Karpov and the stolen manuscript
By mishanp on July 7, 2010

Former World Chess Champion Anatoly Karpov is engaged in a fierce battle for the FIDE Presidency, but in a recent interview he told Alexander Kochetkov of “Novye Izvestia” of a tribulation that befell him in the somewhat less cut-throat world of stamp collecting.

The interview consists mainly of standard questions and responses on chess politics that would be familiar to anyone who’s followed the campaign for FIDE President. To give an idea, the section I’ve translated includes Karpov’s post-election plans. When he mentions ”legal claims” he’s referring to his earlier comments in the interview that FIDE is wasting 10% of its budget on legal matters.

Then he goes on to mention the greatest players in chess history, which may again be familiar – he talks in much greater details about the champions in this interview, and mentioned the same top 5 on Russian TV. It’s noticeable that he remains sceptical about the players who followed himself and Kasparov, though in part it can perhaps be explained by the split in the chess world, and championship system, that came with the Kasparov-Short match in 1993.

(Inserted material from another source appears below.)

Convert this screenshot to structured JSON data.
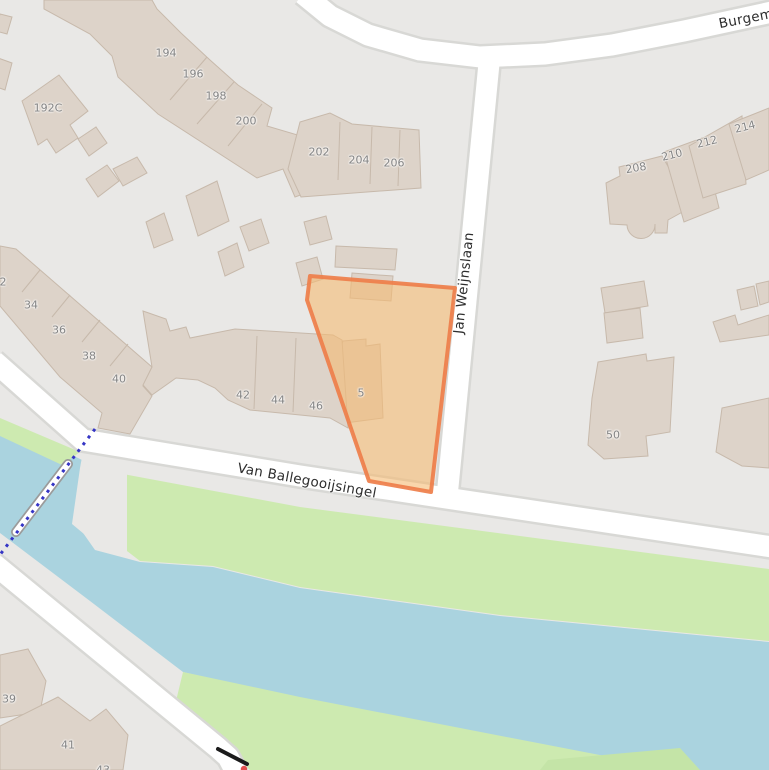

Finally, it’s worth adding that when it comes to stamps the newspaper notes that by some estimations Karpov’s coin and stamp collection is worth $15 million…

Who do you consider the world’s greatest chess player? As far as I know you called the Cuban Capablanca your teacher…

I’d mention five surnames: Capablanca, Tal, Fischer, Kasparov and Karpov. Well, and you could add Alekhine, Lasker and Botvinnik to that list. And in general there were 13 fully valid World Champions, beginning with Steinitz and ending with Kasparov. Perhaps the Dutchman Euwe was weaker than the rest. So you almost end up with the 12 Apostles (laughs).